The Interaction of Public Health and Primary Care: Functional Roles and Organizational Models that Bridge Individual and Population Perspectives
© BioMed Central London 2013
Published: 2 June 2013
Introduction: Public health and primary care are often conceived as two entities providing complementary services within the health system. This scoping review aims to better understand how the two sectors interact by identifying their shared functions, and by identifying organizational models that could facilitate the interaction between the two domains.
Methodology: We conducted a review of published literature using PubMed and CINAHL journal indices. Our search yielded 179 articles. We reviewed abstracts and retained 55 relevant articles. We developed an extraction grid, based on a conceptual framework of functions of public health and primary care, in order to evaluate the relevance of selected articles, classify the information according to their functional connection, and identify interactions between them.

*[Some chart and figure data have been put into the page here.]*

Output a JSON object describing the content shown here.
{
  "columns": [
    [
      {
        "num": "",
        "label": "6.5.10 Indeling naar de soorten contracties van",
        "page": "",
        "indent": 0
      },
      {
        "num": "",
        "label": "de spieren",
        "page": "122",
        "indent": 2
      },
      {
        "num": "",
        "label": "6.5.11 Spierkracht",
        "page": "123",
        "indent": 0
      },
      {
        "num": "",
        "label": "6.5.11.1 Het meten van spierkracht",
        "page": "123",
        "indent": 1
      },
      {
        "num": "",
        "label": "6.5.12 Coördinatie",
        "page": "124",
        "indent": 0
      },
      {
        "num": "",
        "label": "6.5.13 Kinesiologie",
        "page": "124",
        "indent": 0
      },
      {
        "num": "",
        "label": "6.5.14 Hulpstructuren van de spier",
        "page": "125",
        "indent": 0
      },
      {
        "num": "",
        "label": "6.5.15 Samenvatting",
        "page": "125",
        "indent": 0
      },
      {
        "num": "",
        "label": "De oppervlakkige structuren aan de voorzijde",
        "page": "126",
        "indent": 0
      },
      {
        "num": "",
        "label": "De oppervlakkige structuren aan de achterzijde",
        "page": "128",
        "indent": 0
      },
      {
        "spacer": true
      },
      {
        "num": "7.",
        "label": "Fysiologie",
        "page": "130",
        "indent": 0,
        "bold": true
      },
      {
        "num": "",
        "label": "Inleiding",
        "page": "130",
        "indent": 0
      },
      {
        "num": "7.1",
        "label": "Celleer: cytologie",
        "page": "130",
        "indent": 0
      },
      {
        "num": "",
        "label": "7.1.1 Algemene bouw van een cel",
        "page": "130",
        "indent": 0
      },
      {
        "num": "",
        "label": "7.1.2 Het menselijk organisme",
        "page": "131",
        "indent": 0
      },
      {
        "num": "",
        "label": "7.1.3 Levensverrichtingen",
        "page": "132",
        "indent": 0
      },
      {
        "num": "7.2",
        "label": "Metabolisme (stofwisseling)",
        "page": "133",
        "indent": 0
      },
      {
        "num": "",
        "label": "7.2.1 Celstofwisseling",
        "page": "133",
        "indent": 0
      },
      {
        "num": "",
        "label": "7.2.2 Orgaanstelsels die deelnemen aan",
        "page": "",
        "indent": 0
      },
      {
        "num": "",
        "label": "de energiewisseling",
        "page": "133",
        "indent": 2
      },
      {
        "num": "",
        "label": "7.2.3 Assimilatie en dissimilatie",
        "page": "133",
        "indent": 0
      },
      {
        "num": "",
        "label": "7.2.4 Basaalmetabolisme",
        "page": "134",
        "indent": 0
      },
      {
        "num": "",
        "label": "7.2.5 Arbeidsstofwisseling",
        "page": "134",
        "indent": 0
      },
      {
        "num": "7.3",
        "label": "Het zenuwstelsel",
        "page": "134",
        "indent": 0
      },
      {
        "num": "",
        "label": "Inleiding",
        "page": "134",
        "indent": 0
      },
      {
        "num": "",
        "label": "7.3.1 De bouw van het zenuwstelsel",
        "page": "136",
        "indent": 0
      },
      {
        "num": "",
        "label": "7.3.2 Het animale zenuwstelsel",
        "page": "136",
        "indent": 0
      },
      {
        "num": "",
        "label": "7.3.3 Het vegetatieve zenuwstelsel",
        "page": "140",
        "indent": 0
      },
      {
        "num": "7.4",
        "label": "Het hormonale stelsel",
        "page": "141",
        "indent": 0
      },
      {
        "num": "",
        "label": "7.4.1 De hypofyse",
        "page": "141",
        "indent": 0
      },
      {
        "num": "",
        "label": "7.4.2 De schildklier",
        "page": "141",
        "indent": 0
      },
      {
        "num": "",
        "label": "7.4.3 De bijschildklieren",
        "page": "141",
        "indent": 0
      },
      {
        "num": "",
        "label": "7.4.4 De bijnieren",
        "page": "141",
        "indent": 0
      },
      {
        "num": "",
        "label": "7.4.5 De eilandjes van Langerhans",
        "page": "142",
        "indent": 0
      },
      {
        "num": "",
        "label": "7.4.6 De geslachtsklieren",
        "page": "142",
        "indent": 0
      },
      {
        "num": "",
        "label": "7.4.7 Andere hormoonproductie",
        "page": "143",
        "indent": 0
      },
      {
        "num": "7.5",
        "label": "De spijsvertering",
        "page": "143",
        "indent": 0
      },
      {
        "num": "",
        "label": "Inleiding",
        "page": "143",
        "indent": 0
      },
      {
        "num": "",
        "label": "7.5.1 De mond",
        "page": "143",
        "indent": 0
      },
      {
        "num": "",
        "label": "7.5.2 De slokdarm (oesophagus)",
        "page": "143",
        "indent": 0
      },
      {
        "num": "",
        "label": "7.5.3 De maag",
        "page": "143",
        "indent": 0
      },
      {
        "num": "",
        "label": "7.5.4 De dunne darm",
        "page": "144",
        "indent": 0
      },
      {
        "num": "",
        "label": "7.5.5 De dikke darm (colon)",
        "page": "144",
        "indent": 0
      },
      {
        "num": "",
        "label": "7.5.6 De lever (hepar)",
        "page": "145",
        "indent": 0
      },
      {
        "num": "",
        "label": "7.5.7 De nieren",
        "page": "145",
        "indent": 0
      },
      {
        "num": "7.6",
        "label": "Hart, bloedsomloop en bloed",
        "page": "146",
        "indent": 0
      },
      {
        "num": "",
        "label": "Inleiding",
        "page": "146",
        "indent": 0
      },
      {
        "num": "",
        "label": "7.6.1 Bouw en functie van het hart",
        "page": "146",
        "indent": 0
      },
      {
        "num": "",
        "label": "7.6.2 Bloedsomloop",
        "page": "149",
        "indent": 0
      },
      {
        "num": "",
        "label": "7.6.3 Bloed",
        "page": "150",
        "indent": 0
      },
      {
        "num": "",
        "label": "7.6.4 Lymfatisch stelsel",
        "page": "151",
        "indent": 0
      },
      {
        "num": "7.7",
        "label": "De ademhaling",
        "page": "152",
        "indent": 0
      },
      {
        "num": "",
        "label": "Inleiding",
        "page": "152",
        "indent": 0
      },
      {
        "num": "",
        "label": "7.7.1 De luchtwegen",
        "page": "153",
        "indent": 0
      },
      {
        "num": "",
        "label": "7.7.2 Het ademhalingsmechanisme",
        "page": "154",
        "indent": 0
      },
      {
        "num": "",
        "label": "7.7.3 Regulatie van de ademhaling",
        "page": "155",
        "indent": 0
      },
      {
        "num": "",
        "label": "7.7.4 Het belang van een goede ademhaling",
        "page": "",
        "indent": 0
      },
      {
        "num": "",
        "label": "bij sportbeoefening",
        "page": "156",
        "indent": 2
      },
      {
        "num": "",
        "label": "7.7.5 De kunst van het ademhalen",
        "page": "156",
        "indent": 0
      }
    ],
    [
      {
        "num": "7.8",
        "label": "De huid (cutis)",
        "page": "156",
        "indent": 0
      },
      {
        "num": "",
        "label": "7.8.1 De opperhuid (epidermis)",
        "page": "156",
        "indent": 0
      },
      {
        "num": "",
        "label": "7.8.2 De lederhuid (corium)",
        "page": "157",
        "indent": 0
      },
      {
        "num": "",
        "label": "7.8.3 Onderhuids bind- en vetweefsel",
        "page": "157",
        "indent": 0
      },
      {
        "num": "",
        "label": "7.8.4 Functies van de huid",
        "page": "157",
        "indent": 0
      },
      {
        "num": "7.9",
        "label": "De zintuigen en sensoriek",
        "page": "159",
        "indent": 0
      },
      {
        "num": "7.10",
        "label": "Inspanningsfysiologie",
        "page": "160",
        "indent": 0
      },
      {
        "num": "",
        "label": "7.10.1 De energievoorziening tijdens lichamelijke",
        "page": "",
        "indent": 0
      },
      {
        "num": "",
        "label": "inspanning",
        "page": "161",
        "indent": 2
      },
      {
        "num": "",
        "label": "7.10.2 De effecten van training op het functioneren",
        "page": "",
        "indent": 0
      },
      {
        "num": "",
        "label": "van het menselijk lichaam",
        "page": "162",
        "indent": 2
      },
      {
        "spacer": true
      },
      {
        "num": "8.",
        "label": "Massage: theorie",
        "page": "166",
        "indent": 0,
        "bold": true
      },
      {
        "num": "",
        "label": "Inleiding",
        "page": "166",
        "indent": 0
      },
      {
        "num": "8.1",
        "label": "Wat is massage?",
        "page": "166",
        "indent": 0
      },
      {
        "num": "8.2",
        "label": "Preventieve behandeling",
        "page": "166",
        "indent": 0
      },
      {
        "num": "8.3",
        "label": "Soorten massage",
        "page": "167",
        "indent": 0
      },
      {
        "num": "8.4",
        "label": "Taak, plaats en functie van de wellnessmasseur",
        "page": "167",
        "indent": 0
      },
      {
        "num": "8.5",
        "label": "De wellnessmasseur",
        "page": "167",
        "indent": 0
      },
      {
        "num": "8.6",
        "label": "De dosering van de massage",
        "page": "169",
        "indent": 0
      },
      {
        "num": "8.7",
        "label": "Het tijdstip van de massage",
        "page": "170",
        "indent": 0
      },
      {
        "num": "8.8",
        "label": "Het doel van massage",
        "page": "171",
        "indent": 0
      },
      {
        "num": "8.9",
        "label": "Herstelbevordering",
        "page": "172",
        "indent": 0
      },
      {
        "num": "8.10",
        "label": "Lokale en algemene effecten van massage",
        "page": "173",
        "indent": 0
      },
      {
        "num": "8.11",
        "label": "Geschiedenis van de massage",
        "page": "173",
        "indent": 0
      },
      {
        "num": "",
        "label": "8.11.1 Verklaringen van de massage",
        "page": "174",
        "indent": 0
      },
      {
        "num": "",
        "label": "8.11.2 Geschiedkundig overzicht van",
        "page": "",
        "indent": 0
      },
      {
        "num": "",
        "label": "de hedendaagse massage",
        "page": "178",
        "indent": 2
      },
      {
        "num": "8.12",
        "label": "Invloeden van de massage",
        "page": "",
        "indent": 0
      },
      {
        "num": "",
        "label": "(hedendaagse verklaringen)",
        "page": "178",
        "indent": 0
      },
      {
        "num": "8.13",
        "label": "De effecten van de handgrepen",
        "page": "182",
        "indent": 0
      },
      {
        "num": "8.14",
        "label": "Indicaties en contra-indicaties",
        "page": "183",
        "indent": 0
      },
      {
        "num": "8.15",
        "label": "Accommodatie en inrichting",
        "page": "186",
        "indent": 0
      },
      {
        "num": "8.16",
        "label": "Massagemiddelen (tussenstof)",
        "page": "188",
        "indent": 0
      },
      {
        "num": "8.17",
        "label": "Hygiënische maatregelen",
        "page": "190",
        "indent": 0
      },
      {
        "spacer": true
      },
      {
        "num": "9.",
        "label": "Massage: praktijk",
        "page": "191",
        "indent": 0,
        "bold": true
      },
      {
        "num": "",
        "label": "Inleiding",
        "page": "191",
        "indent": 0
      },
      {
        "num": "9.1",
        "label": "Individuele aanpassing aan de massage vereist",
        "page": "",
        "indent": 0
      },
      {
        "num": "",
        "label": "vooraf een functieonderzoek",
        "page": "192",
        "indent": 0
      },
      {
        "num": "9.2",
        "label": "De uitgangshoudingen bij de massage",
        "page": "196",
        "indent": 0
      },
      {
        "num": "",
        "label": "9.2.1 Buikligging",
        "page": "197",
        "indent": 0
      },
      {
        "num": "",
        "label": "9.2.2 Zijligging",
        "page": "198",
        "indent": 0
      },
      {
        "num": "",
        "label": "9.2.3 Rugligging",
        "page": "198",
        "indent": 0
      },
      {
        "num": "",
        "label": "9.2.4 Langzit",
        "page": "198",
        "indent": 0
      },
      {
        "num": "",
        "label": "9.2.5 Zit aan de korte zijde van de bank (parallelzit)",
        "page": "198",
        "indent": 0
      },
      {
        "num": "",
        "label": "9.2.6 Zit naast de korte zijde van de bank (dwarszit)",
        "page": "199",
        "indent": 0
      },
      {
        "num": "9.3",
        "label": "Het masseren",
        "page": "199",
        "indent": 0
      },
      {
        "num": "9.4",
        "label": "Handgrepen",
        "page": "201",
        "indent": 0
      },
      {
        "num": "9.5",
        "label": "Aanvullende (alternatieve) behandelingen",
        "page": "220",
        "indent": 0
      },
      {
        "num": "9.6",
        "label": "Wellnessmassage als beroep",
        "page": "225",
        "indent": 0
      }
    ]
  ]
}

Results: Our search identified various activities through which public health can contribute to more effective primary care, and functions usually performed by primary care that seemed to support a population health approach. Most authors identified screening and immunization as actions that are carried out in primary care, but that can benefit from the support of public health. Health promotion and lifestyle modification are also shared responsibilities that can take the form of collective or individual intervention. The surveillance and protection function of public health, which actually takes place in primary care, consists of case identification for prevention or early treatment. Primary care is the setting where patients present, whereas public health has the role of investigation and of providing advice to clinical settings. Planning and evaluation are also emerging activities that concern both public health and primary care. Many authors recognized that public health provides tools that enhance the planning of primary care activities and are more aligned with the actual needs of populations. Others noted that public health is able to assess primary care in light of the changing health of populations, which may lead to better results for groups of patients.
Conclusion: One of the routes to a better understanding of how public health and primary care organizations can better interact is to identify the different contexts in which they collaborate successfully. Our scoping review of the scientific and gray literature identified various ways by which public health and primary care either reinforce each other through their respective functions, or increasingly act in a collaborative manner to increase population health and improve health systems performance.